Troppe risorse sono indirizzate verso le scuole private: è un privilegio lo sconto fiscale “fino a 400 euro” per chi iscrive i figli alle scuole paritarie, si calpesta volutamente la Costituzione. Di più: “l’autonomia scolastica” consentirà di raccogliere fondi e donazioni: lascia troppo spazio agli interventi esterni nella scuola pubblica. Il rischio è che il “sostegno economico” influenzi, orienti, condizioni. Non distinguere (nettamente) le competenze dello Stato da quelle dei privati è un errore, trasforma la scuola in impresa, in fabbrica. La snatura.

C’era una volta un Paese dove il docente insegnava e dialogava e la scuola era pubblica e le finalità, gli obiettivi, li decideva lo Stato, nell’interesse di tutti, non del mercato. Quella scuola non c’è più. Ha cambiato verso, ed anche anima. Riusciremo a formare (ancora) cittadini dotati di spirito critico?
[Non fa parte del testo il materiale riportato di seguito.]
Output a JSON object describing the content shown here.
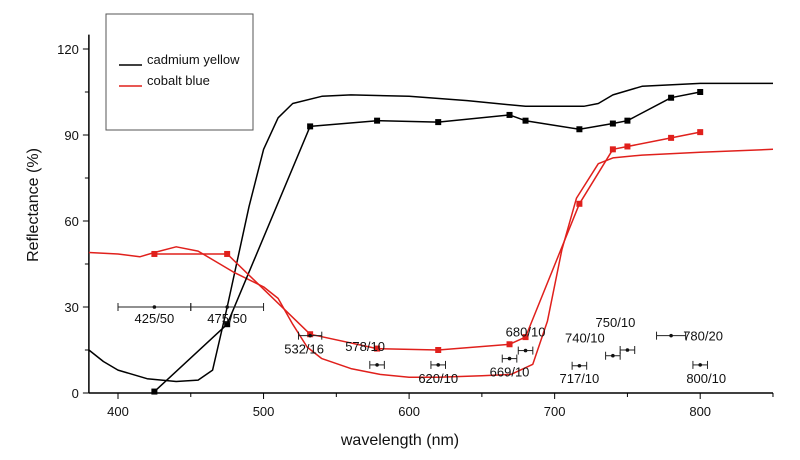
{
  "chart_data": {
    "type": "line",
    "title": "",
    "xlabel": "wavelength (nm)",
    "ylabel": "Reflectance (%)",
    "xlim": [
      380,
      850
    ],
    "ylim": [
      0,
      125
    ],
    "xticks": [
      400,
      500,
      600,
      700,
      800
    ],
    "yticks": [
      0,
      30,
      60,
      90,
      120
    ],
    "grid": false,
    "legend": {
      "placement": "top-left",
      "entries": [
        {
          "label": "cadmium yellow",
          "color": "#000000"
        },
        {
          "label": "cobalt blue",
          "color": "#e0201c"
        }
      ]
    },
    "series": [
      {
        "name": "cadmium yellow",
        "kind": "spectrum",
        "color": "#000000",
        "x": [
          380,
          390,
          400,
          420,
          440,
          455,
          465,
          475,
          490,
          500,
          510,
          520,
          540,
          560,
          600,
          640,
          660,
          680,
          700,
          720,
          730,
          740,
          760,
          800,
          850
        ],
        "y": [
          15,
          11,
          8,
          5,
          4,
          4.5,
          8,
          30,
          65,
          85,
          96,
          101,
          103.5,
          104,
          103.5,
          102,
          101,
          100,
          100,
          100,
          101,
          104,
          107,
          108,
          108
        ]
      },
      {
        "name": "cobalt blue",
        "kind": "spectrum",
        "color": "#e0201c",
        "x": [
          380,
          400,
          415,
          425,
          440,
          455,
          470,
          480,
          500,
          510,
          520,
          530,
          540,
          560,
          580,
          600,
          620,
          650,
          670,
          685,
          695,
          705,
          715,
          730,
          740,
          760,
          800,
          850
        ],
        "y": [
          49,
          48.5,
          47.5,
          49,
          51,
          49.5,
          45,
          42,
          37,
          33,
          24,
          16,
          12,
          8.5,
          6.5,
          5.5,
          5.5,
          6,
          6.5,
          10,
          25,
          50,
          68,
          80,
          82,
          83,
          84,
          85
        ]
      },
      {
        "name": "cadmium yellow",
        "kind": "multispectral",
        "color": "#000000",
        "x": [
          425,
          475,
          532,
          578,
          620,
          669,
          680,
          717,
          740,
          750,
          780,
          800
        ],
        "y": [
          0.5,
          24,
          93,
          95,
          94.5,
          97,
          95,
          92,
          94,
          95,
          103,
          105
        ]
      },
      {
        "name": "cobalt blue",
        "kind": "multispectral",
        "color": "#e0201c",
        "x": [
          425,
          475,
          532,
          578,
          620,
          669,
          680,
          717,
          740,
          750,
          780,
          800
        ],
        "y": [
          48.5,
          48.5,
          20.5,
          15.5,
          15,
          17,
          19.5,
          66,
          85,
          86,
          89,
          91
        ]
      }
    ],
    "filter_bands": [
      {
        "label": "425/50",
        "center": 425,
        "width": 50,
        "y": 30
      },
      {
        "label": "475/50",
        "center": 475,
        "width": 50,
        "y": 30
      },
      {
        "label": "532/16",
        "center": 532,
        "width": 16,
        "y": 20
      },
      {
        "label": "578/10",
        "center": 578,
        "width": 10,
        "y": 9.8
      },
      {
        "label": "620/10",
        "center": 620,
        "width": 10,
        "y": 9.8
      },
      {
        "label": "669/10",
        "center": 669,
        "width": 10,
        "y": 12
      },
      {
        "label": "680/10",
        "center": 680,
        "width": 10,
        "y": 14.8
      },
      {
        "label": "717/10",
        "center": 717,
        "width": 10,
        "y": 9.5
      },
      {
        "label": "740/10",
        "center": 740,
        "width": 10,
        "y": 13
      },
      {
        "label": "750/10",
        "center": 750,
        "width": 10,
        "y": 15
      },
      {
        "label": "780/20",
        "center": 780,
        "width": 20,
        "y": 20
      },
      {
        "label": "800/10",
        "center": 800,
        "width": 10,
        "y": 9.8
      }
    ]
  }
}
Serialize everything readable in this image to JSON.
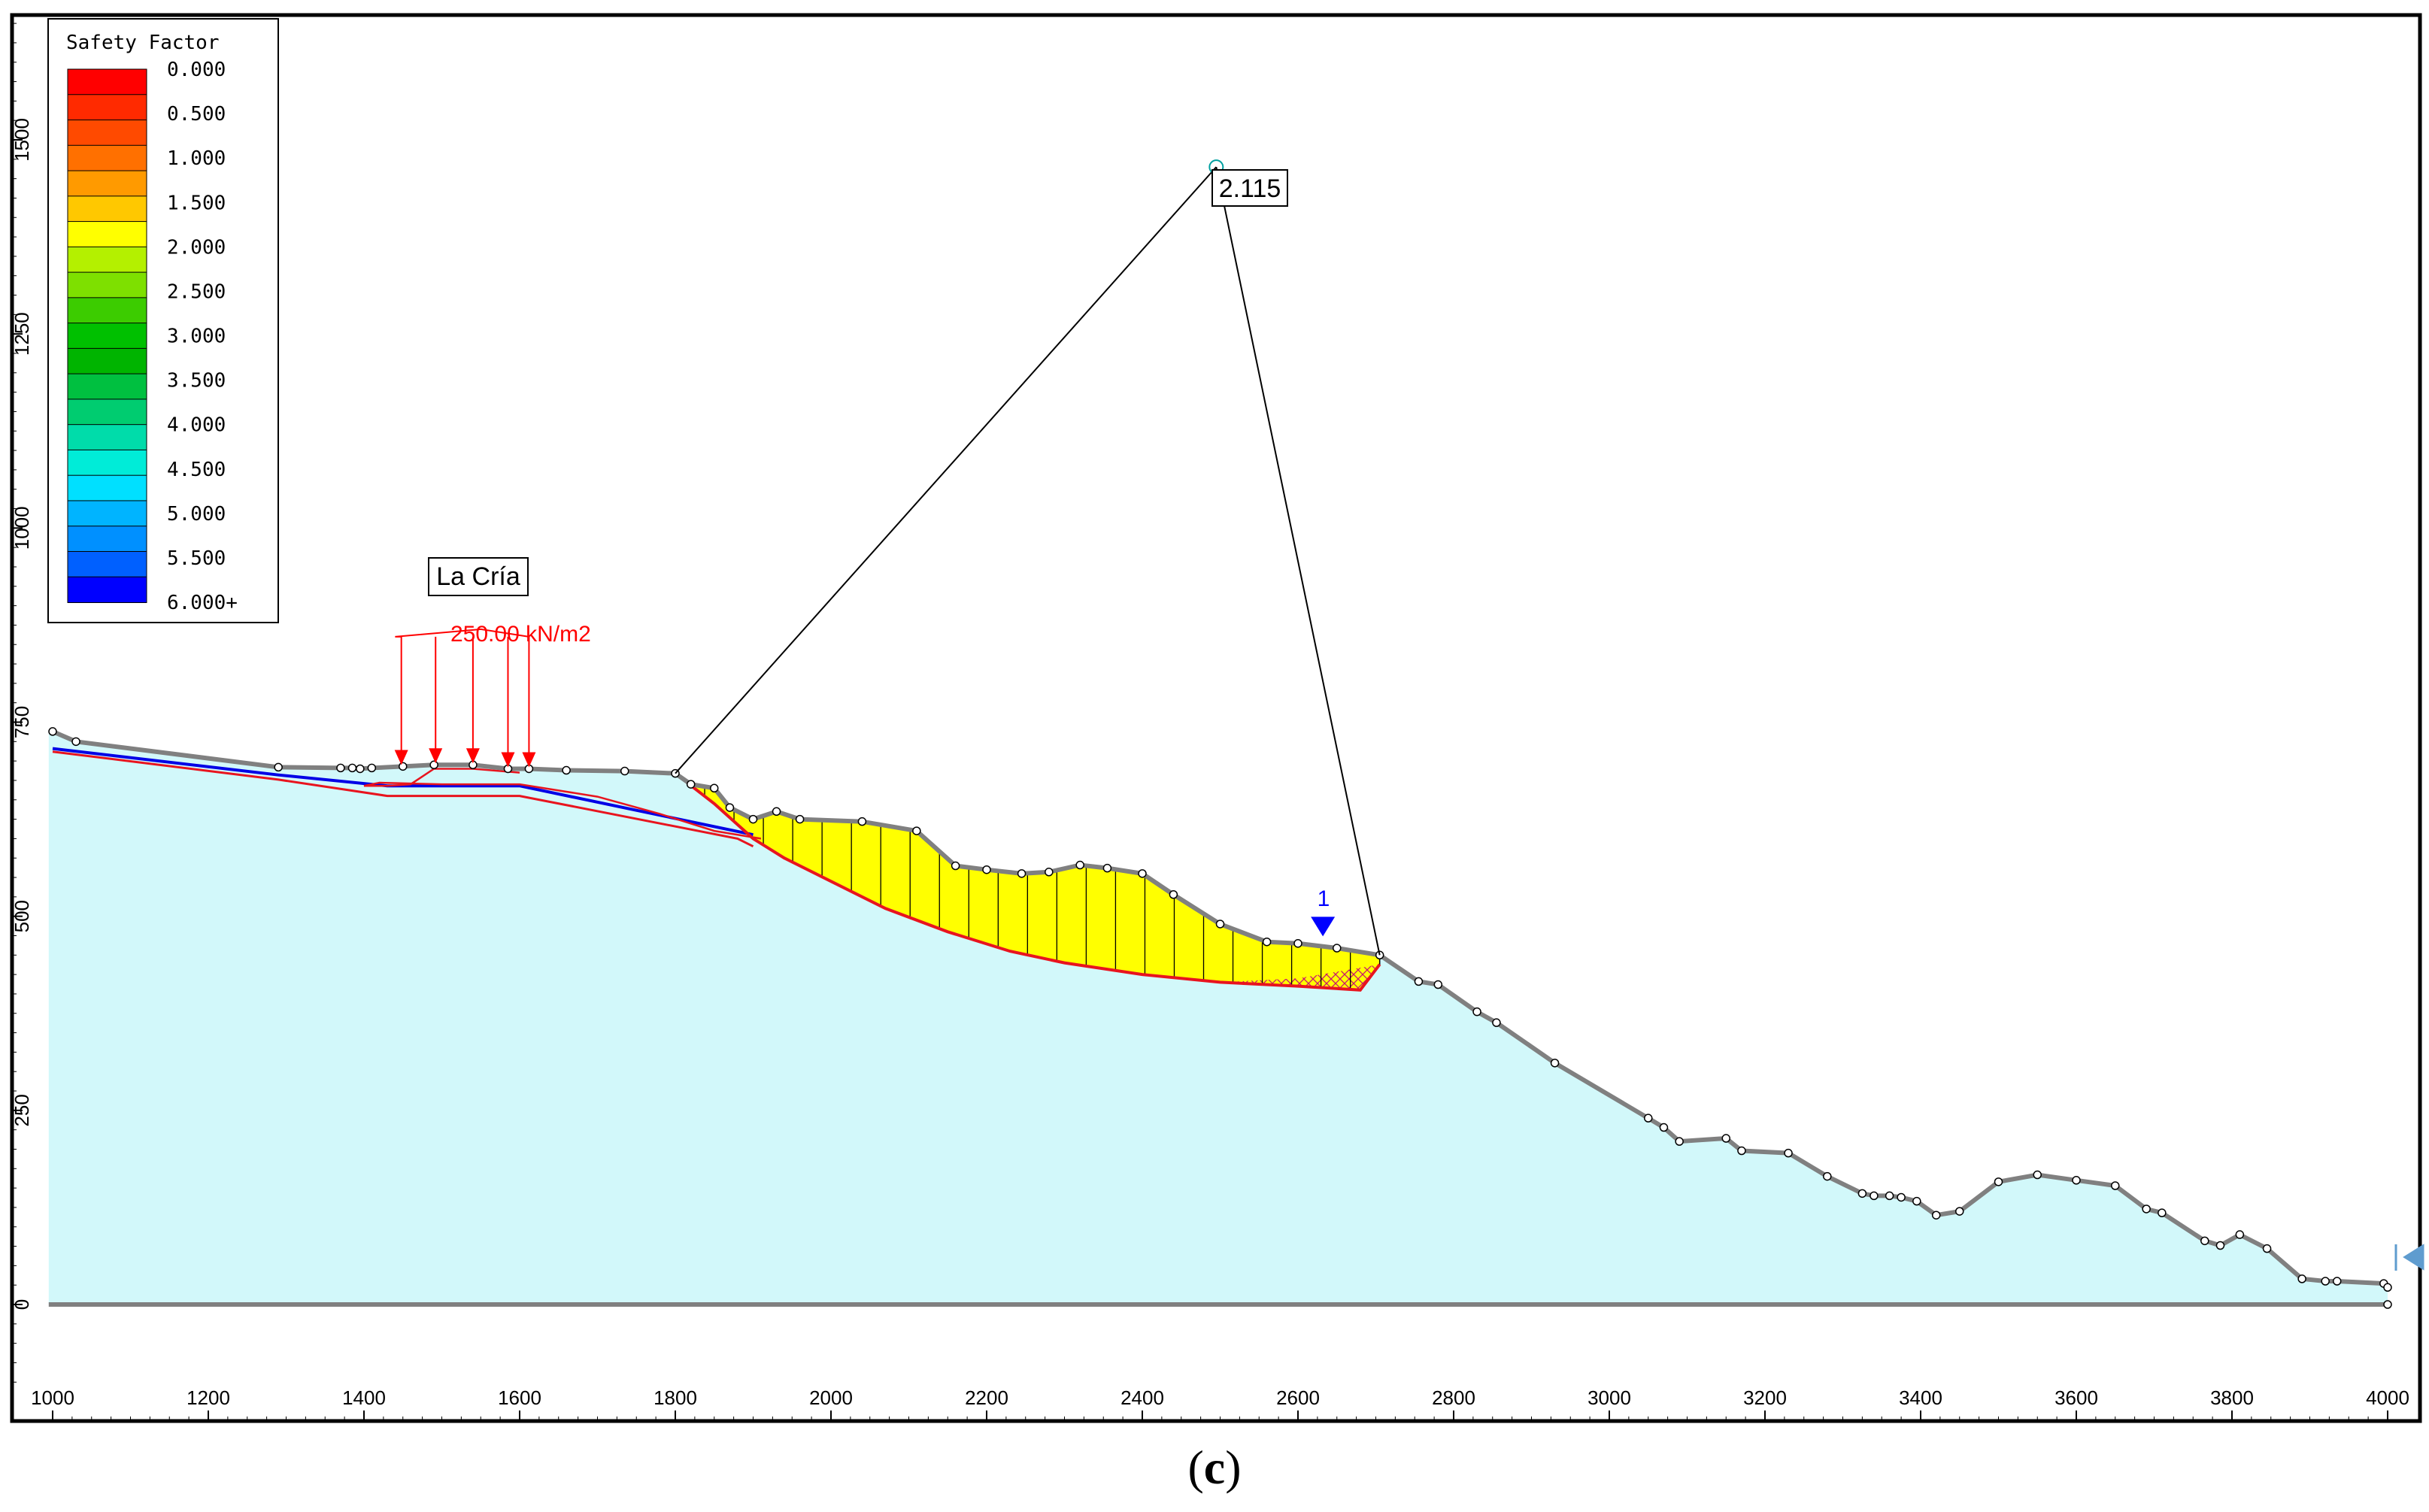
{
  "caption": {
    "open": "(",
    "letter": "c",
    "close": ")"
  },
  "legend": {
    "title": "Safety Factor",
    "entries": [
      {
        "label": "0.000",
        "color": "#ff0000"
      },
      {
        "label": "0.500",
        "color": "#ff3c00"
      },
      {
        "label": "1.000",
        "color": "#ff8c00"
      },
      {
        "label": "1.500",
        "color": "#ffd200"
      },
      {
        "label": "2.000",
        "color": "#c8ee00"
      },
      {
        "label": "2.500",
        "color": "#39d400"
      },
      {
        "label": "3.000",
        "color": "#00c800"
      },
      {
        "label": "3.500",
        "color": "#00c84a"
      },
      {
        "label": "4.000",
        "color": "#00dc9a"
      },
      {
        "label": "4.500",
        "color": "#00f0dc"
      },
      {
        "label": "5.000",
        "color": "#00b4ff"
      },
      {
        "label": "5.500",
        "color": "#0070ff"
      },
      {
        "label": "6.000+",
        "color": "#0000ff"
      }
    ],
    "bands": [
      "#ff0000",
      "#ff2a00",
      "#ff4a00",
      "#ff7000",
      "#ff9a00",
      "#ffc800",
      "#ffff00",
      "#b4f000",
      "#7ee000",
      "#3ccc00",
      "#00c000",
      "#00b400",
      "#00c040",
      "#00cc70",
      "#00dcaa",
      "#00ecd8",
      "#00e0ff",
      "#00b4ff",
      "#0090ff",
      "#0060ff",
      "#0000ff"
    ]
  },
  "labels": {
    "site_name": "La Cría",
    "load": "250.00 kN/m2",
    "safety_factor": "2.115",
    "water_table_id": "1"
  },
  "colors": {
    "ground_fill": "#d2f8fa",
    "slide_mass": "#ffff00",
    "critical_surface": "#e8141e",
    "profile_line": "#808080",
    "water_marker": "#0000ff",
    "load_arrows": "#ff0000"
  },
  "chart_data": {
    "type": "slope-stability-section",
    "x_ticks": [
      1000,
      1200,
      1400,
      1600,
      1800,
      2000,
      2200,
      2400,
      2600,
      2800,
      3000,
      3200,
      3400,
      3600,
      3800,
      4000
    ],
    "y_ticks": [
      0,
      250,
      500,
      750,
      1000,
      1250,
      1500
    ],
    "xlim": [
      995,
      4045
    ],
    "ylim": [
      -100,
      1650
    ],
    "ground_surface": [
      [
        1000,
        738
      ],
      [
        1030,
        725
      ],
      [
        1290,
        692
      ],
      [
        1370,
        691
      ],
      [
        1385,
        691
      ],
      [
        1395,
        690
      ],
      [
        1410,
        691
      ],
      [
        1450,
        693
      ],
      [
        1490,
        695
      ],
      [
        1540,
        695
      ],
      [
        1585,
        690
      ],
      [
        1612,
        690
      ],
      [
        1660,
        688
      ],
      [
        1735,
        687
      ],
      [
        1800,
        684
      ],
      [
        1820,
        670
      ],
      [
        1850,
        665
      ],
      [
        1870,
        640
      ],
      [
        1900,
        625
      ],
      [
        1930,
        635
      ],
      [
        1960,
        625
      ],
      [
        2040,
        622
      ],
      [
        2110,
        610
      ],
      [
        2160,
        565
      ],
      [
        2200,
        560
      ],
      [
        2245,
        555
      ],
      [
        2280,
        557
      ],
      [
        2320,
        566
      ],
      [
        2355,
        562
      ],
      [
        2400,
        555
      ],
      [
        2440,
        528
      ],
      [
        2500,
        490
      ],
      [
        2560,
        467
      ],
      [
        2600,
        465
      ],
      [
        2650,
        459
      ],
      [
        2705,
        450
      ],
      [
        2755,
        416
      ],
      [
        2780,
        412
      ],
      [
        2830,
        377
      ],
      [
        2855,
        363
      ],
      [
        2930,
        311
      ],
      [
        3050,
        240
      ],
      [
        3070,
        228
      ],
      [
        3090,
        210
      ],
      [
        3150,
        214
      ],
      [
        3170,
        198
      ],
      [
        3230,
        195
      ],
      [
        3280,
        165
      ],
      [
        3325,
        143
      ],
      [
        3340,
        140
      ],
      [
        3360,
        140
      ],
      [
        3375,
        138
      ],
      [
        3395,
        133
      ],
      [
        3420,
        115
      ],
      [
        3450,
        120
      ],
      [
        3500,
        158
      ],
      [
        3550,
        167
      ],
      [
        3600,
        160
      ],
      [
        3650,
        153
      ],
      [
        3690,
        123
      ],
      [
        3710,
        118
      ],
      [
        3765,
        82
      ],
      [
        3785,
        76
      ],
      [
        3810,
        90
      ],
      [
        3845,
        72
      ],
      [
        3890,
        33
      ],
      [
        3920,
        30
      ],
      [
        3935,
        30
      ],
      [
        3995,
        27
      ],
      [
        4000,
        22
      ]
    ],
    "base_line": [
      [
        995,
        0
      ],
      [
        4000,
        0
      ]
    ],
    "critical_slip_surface": [
      [
        1800,
        684
      ],
      [
        1850,
        645
      ],
      [
        1900,
        600
      ],
      [
        1940,
        575
      ],
      [
        2000,
        545
      ],
      [
        2070,
        510
      ],
      [
        2150,
        480
      ],
      [
        2230,
        455
      ],
      [
        2300,
        440
      ],
      [
        2400,
        425
      ],
      [
        2500,
        415
      ],
      [
        2600,
        410
      ],
      [
        2680,
        405
      ],
      [
        2705,
        438
      ]
    ],
    "slip_surface_back_scarp": [
      [
        1600,
        685
      ],
      [
        1540,
        690
      ],
      [
        1490,
        690
      ],
      [
        1460,
        670
      ],
      [
        1430,
        668
      ],
      [
        1400,
        668
      ],
      [
        1420,
        672
      ],
      [
        1500,
        670
      ],
      [
        1600,
        670
      ],
      [
        1700,
        654
      ],
      [
        1780,
        632
      ],
      [
        1850,
        610
      ],
      [
        1910,
        600
      ]
    ],
    "slip_center": [
      2495,
      1465
    ],
    "slip_entry": [
      1800,
      684
    ],
    "slip_exit": [
      2705,
      450
    ],
    "water_table": [
      [
        1000,
        716
      ],
      [
        1290,
        682
      ],
      [
        1430,
        668
      ],
      [
        1600,
        668
      ],
      [
        1900,
        605
      ]
    ],
    "lower_boundary": [
      [
        1000,
        712
      ],
      [
        1290,
        676
      ],
      [
        1430,
        655
      ],
      [
        1600,
        655
      ],
      [
        1880,
        600
      ],
      [
        1900,
        590
      ]
    ],
    "load_arrows_x": [
      1448,
      1492,
      1540,
      1585,
      1612
    ],
    "water_marker_position": [
      2632,
      478
    ],
    "slice_count": 24
  }
}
Ha (ancora) questo obiettivo la nostra scuola? “Gli studi devono essere funzionali all’immissione nel mercato del lavoro.” Funzionalità e mercato. Il Dio denaro anzitutto. Non va bene. Se non educa l’istruzione pubblica alla critica dell’esistente, quale altra agenzia educativa lo farà?

Renzi non sta cambiando verso, alla scuola. La indirizza verso lidi cari alla Confindustria e alla borghesia imprenditrice di riferimento.